By DPA,
Los Angeles : Robert Mulligan, the director of the movie classic “To Kill a Mockingbird” which brought the issue of entrenched racism in the US South to the screen, has died. He was 83.
Mulligan died Friday of heart disease at his Connecticut home, according to an announcement by his family Monday.
Though he never won an Oscar himself, he directed five different actors in Oscar-nominated performances: Gregory Peck and Mary Badham in “Mockingbird”, Natalie Wood in “Love with the Proper Stranger”, Ruth Gordon in “Inside Daisy Clover” and Ellen Burstyn in “Same Time, Next Year”.

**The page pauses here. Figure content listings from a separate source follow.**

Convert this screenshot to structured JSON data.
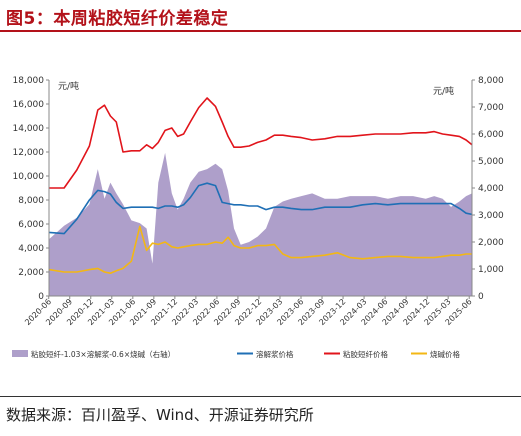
{
  "page": {
    "title": "图5：本周粘胶短纤价差稳定",
    "source": "数据来源：百川盈孚、Wind、开源证券研究所"
  },
  "chart_data": {
    "type": "area+line",
    "unit_left": "元/吨",
    "unit_right": "元/吨",
    "ylim_left": [
      0,
      18000
    ],
    "yticks_left": [
      "0",
      "2,000",
      "4,000",
      "6,000",
      "8,000",
      "10,000",
      "12,000",
      "14,000",
      "16,000",
      "18,000"
    ],
    "ylim_right": [
      0,
      8000
    ],
    "yticks_right": [
      "0",
      "1,000",
      "2,000",
      "3,000",
      "4,000",
      "5,000",
      "6,000",
      "7,000",
      "8,000"
    ],
    "grid": false,
    "legend_position": "bottom",
    "x_labels": [
      "2020-06",
      "2020-09",
      "2020-12",
      "2021-03",
      "2021-06",
      "2021-09",
      "2021-12",
      "2022-03",
      "2022-06",
      "2022-09",
      "2022-12",
      "2023-03",
      "2023-06",
      "2023-09",
      "2023-12",
      "2024-03",
      "2024-06",
      "2024-09",
      "2024-12",
      "2025-03",
      "2025-06"
    ],
    "x": [
      2020.42,
      2020.6,
      2020.75,
      2020.9,
      2021.0,
      2021.08,
      2021.15,
      2021.22,
      2021.3,
      2021.4,
      2021.5,
      2021.58,
      2021.65,
      2021.72,
      2021.8,
      2021.88,
      2021.95,
      2022.02,
      2022.1,
      2022.2,
      2022.3,
      2022.4,
      2022.48,
      2022.55,
      2022.62,
      2022.7,
      2022.8,
      2022.9,
      2023.0,
      2023.1,
      2023.2,
      2023.3,
      2023.42,
      2023.55,
      2023.7,
      2023.85,
      2024.0,
      2024.15,
      2024.3,
      2024.45,
      2024.6,
      2024.75,
      2024.9,
      2025.0,
      2025.1,
      2025.2,
      2025.3,
      2025.38,
      2025.45
    ],
    "series": [
      {
        "name": "粘胶短纤-1.03×溶解浆-0.6×烧碱（右轴）",
        "axis": "right",
        "kind": "area",
        "color": "#ae9fca",
        "values": [
          2100,
          2600,
          2900,
          3400,
          4700,
          3600,
          4200,
          3800,
          3400,
          2800,
          2700,
          2500,
          1200,
          4200,
          5300,
          3800,
          3200,
          3600,
          4200,
          4600,
          4700,
          4900,
          4700,
          3900,
          2500,
          1900,
          2000,
          2200,
          2500,
          3300,
          3500,
          3600,
          3700,
          3800,
          3600,
          3600,
          3700,
          3700,
          3700,
          3600,
          3700,
          3700,
          3600,
          3700,
          3600,
          3300,
          3500,
          3700,
          3800
        ]
      },
      {
        "name": "溶解浆价格",
        "axis": "left",
        "kind": "line",
        "color": "#1f6fb5",
        "values": [
          5300,
          5200,
          6400,
          8000,
          8800,
          8700,
          8500,
          7800,
          7300,
          7400,
          7400,
          7400,
          7400,
          7300,
          7500,
          7500,
          7400,
          7600,
          8200,
          9200,
          9400,
          9200,
          7800,
          7700,
          7600,
          7600,
          7500,
          7500,
          7200,
          7400,
          7400,
          7300,
          7200,
          7200,
          7400,
          7400,
          7400,
          7600,
          7700,
          7600,
          7700,
          7700,
          7700,
          7700,
          7700,
          7700,
          7300,
          6900,
          6800
        ]
      },
      {
        "name": "粘胶短纤价格",
        "axis": "left",
        "kind": "line",
        "color": "#e1141b",
        "values": [
          9000,
          9000,
          10500,
          12500,
          15500,
          15900,
          15000,
          14500,
          12000,
          12100,
          12100,
          12600,
          12300,
          12800,
          13800,
          14000,
          13300,
          13500,
          14500,
          15700,
          16500,
          15800,
          14500,
          13300,
          12400,
          12400,
          12500,
          12800,
          13000,
          13400,
          13400,
          13300,
          13200,
          13000,
          13100,
          13300,
          13300,
          13400,
          13500,
          13500,
          13500,
          13600,
          13600,
          13700,
          13500,
          13400,
          13300,
          13000,
          12600
        ]
      },
      {
        "name": "烧碱价格",
        "axis": "left",
        "kind": "line",
        "color": "#f3b714",
        "values": [
          2200,
          2000,
          2000,
          2200,
          2300,
          2000,
          1900,
          2100,
          2300,
          2900,
          5800,
          3800,
          4400,
          4300,
          4500,
          4100,
          4000,
          4100,
          4200,
          4300,
          4300,
          4500,
          4400,
          4900,
          4200,
          4000,
          4000,
          4200,
          4200,
          4300,
          3500,
          3200,
          3200,
          3300,
          3400,
          3600,
          3200,
          3100,
          3200,
          3300,
          3300,
          3200,
          3200,
          3200,
          3300,
          3400,
          3400,
          3500,
          3500
        ]
      }
    ]
  }
}
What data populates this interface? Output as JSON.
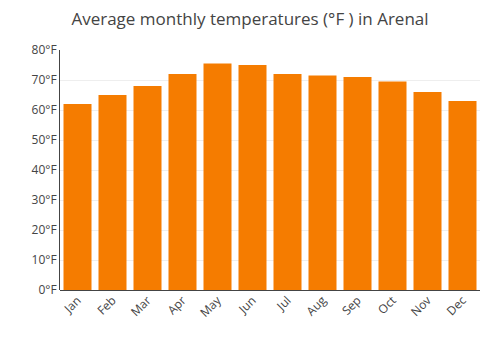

Mulligan was born Aug 23, 1925, in New York and worked briefly on the copy desk of The New York Times before starting his show business career as a messenger boy at CBS.
He soon became a director of live television shows before moving to film.
The classic 1962 adaptation of “To Kill a Mockingbird” was named the No 25 film of all time by the American Film Institute. Both Peck, who played Atticus Finch, the lawyer and father in the film about racial injustice, and Badham, who played his daughter, are deceased.
Harper Lee, 82, who wrote the book on which the movie was based, received the Presidential Medal of Freedom of the United States for her contribution to literature in 2007.